Which leaves Adult Education, FE, and HE as the losers – a relatively new experience for an HE sector which became used to the influx in funding caused by the tripling of the student loan fee cap a decade ago, but a depressingly familiar one for FE and Adult Education. The report notes that HE up-front real-terms funding is now set to fall back to the levels of the early 1990s, while FE funding remains 11% lower than 2010, sixth-form funding 23% lower, and adult education funding 40% lower. Universities and colleges face an uncertain financial future, with institutional deficits rising on all sides, while the adult education budgets now set to be devolved to local authorities are rather like the shrinkflating products we see on supermarket shelves – at the same price but delivering less.


As in previous years, there is no doubt the IfS report will greatly assist informed debate about education funding policies and priorities. But let’s for a moment helicopter above the fog of fiscal conflict that will shroud the forthcoming three-year Spending Review, and consider what the overall shape of education spending should be if we are to achieve a world-class lifelong education and skills system. What vision for the future should we be pursuing?

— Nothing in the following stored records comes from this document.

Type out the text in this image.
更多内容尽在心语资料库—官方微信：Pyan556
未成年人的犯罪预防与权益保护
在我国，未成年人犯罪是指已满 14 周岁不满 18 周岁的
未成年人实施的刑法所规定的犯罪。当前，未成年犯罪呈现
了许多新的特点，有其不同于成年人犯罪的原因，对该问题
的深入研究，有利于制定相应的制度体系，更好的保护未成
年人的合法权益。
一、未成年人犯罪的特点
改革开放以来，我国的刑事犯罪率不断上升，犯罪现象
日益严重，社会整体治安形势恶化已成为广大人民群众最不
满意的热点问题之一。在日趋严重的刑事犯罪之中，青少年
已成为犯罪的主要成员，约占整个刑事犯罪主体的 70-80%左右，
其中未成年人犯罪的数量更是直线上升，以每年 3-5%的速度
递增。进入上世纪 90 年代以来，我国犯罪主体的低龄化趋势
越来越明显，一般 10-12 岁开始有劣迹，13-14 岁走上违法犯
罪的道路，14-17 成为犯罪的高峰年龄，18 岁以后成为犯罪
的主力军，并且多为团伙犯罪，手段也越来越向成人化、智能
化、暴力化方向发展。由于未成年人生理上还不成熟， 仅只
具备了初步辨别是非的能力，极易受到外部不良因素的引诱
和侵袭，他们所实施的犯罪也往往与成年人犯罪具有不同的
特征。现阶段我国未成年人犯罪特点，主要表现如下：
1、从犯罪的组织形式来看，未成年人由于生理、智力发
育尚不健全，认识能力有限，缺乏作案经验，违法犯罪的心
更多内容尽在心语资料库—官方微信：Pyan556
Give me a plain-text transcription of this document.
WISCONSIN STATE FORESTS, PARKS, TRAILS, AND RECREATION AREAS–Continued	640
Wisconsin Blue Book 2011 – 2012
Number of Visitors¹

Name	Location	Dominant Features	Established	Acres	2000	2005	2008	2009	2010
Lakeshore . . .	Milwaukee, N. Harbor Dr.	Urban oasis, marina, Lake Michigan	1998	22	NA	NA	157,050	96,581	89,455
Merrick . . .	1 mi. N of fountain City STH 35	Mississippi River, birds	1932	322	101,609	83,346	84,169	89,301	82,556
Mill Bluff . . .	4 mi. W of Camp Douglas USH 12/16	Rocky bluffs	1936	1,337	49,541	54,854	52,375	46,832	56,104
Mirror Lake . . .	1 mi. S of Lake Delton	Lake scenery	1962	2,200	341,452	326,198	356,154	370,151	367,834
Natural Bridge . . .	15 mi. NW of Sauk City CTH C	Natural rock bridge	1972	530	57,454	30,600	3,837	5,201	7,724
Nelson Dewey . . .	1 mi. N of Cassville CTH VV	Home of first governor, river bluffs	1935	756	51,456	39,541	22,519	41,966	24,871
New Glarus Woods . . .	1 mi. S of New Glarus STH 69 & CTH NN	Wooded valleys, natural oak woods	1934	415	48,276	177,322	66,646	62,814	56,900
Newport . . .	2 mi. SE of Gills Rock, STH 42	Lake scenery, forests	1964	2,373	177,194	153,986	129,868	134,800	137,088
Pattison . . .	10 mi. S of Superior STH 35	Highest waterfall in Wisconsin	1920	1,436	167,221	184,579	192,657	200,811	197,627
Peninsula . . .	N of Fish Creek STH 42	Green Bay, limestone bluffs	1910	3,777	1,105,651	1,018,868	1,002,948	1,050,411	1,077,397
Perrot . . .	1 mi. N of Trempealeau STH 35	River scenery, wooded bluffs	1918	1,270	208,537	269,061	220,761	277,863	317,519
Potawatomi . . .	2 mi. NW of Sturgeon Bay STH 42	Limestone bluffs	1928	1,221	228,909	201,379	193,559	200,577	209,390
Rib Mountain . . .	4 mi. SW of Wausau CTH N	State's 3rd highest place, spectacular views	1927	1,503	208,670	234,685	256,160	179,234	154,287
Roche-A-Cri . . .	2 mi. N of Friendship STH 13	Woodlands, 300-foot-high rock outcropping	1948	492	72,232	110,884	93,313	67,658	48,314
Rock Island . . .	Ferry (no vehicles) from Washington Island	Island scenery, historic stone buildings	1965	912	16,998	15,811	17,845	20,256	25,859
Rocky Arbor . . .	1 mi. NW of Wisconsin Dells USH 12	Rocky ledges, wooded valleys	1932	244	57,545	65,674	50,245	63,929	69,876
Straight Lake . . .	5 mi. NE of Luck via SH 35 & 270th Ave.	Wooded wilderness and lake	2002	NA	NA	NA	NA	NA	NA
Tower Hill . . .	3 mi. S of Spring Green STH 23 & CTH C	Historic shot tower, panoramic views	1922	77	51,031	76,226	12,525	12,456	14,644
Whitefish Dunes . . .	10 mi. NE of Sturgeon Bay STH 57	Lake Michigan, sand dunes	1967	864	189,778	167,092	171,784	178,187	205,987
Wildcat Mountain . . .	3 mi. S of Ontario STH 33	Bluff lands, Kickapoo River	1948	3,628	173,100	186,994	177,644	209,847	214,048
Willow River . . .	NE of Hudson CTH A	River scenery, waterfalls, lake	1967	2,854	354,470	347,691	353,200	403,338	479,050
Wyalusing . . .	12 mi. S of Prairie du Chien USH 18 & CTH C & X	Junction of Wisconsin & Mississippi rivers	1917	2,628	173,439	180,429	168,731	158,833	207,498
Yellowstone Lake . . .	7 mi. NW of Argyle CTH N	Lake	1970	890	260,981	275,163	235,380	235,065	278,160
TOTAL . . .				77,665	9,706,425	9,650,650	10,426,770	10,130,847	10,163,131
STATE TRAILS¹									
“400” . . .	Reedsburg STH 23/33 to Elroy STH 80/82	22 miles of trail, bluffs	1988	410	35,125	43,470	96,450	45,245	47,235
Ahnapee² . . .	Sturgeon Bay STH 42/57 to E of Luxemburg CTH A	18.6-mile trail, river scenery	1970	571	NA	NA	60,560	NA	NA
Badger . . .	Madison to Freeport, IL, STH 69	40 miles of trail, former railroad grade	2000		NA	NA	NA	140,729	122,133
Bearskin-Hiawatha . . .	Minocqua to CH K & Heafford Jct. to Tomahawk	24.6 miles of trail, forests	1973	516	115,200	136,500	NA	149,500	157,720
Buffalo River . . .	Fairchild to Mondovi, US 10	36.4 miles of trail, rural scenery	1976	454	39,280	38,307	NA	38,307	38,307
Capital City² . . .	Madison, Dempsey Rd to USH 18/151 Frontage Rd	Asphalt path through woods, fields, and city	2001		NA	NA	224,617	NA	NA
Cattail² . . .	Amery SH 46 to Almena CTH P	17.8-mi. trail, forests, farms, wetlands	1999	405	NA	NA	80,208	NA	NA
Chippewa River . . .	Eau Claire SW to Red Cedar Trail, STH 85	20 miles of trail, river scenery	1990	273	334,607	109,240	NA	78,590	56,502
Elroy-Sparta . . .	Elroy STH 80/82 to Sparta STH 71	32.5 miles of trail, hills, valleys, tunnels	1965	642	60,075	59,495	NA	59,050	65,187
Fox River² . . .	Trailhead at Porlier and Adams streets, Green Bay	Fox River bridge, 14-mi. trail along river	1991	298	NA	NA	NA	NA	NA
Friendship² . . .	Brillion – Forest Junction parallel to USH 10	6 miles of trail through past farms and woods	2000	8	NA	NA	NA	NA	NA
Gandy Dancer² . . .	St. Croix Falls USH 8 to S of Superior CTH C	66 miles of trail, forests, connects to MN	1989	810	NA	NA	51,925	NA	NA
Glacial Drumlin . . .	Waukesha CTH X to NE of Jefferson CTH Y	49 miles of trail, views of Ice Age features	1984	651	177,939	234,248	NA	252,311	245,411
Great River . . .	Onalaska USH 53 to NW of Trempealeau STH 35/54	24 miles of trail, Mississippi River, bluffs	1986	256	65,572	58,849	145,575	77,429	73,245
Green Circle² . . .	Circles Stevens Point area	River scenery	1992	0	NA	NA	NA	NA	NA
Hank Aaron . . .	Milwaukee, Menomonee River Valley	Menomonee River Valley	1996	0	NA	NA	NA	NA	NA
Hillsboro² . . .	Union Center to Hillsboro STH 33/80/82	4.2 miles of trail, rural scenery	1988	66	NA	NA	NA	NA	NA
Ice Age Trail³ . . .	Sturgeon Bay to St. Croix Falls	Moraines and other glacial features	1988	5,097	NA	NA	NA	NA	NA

There is of course no easy answer to this question, but the LEI believes there are clear guiding principles we should follow.


Firstly, we should make sure there is always sufficient funding available to support good quality universal education for all up to the age of eighteen. The twin challenge here will be to find a better way of addressing the surge in young people presenting with special needs and mental health issues, and to ensure better educational outcomes for the 60% of school leavers who don’t go to university.


Secondly, we should provide some level of public subsidy to support all citizens at all stages of lifelong learning, from childhood through to old age. The sharp decline in adult education spending over the past fifteen years needs to be pushed back.


Thirdly, we should always try to reduce social inequalities through the design and distribution of educational spending. While the current system attempts to do this in a variety of ways, social disparities in educational outcomes remain stubbornly entrenched, and in the words of Alun Francis, Chair of the Social Mobility Commission (and former Principal of an LEI member college), “policymakers must think differently”.


Fourthly, there needs to be a fair sharing of costs between the individual, the employer, and the state, particularly in post-18 education and training. This should reflect the fact that all three benefit from investment in education: the individual through enhanced career and earning prospects, the employer through having access to a healthy reservoir of skilled and talented workers, and the government through developing productive citizens who generate economic growth and pay taxes.


There is already broad public consensus around these four principles – universal education, lifelong learning, fair access, and cost-sharing. Can we develop a consensus around what they should mean for the design and distribution of public funding across the education system?


Over the coming months, the LEI will be asking a range of experts and practitioners to share their thoughts on how education spending – especially post-16 - should evolve in the future.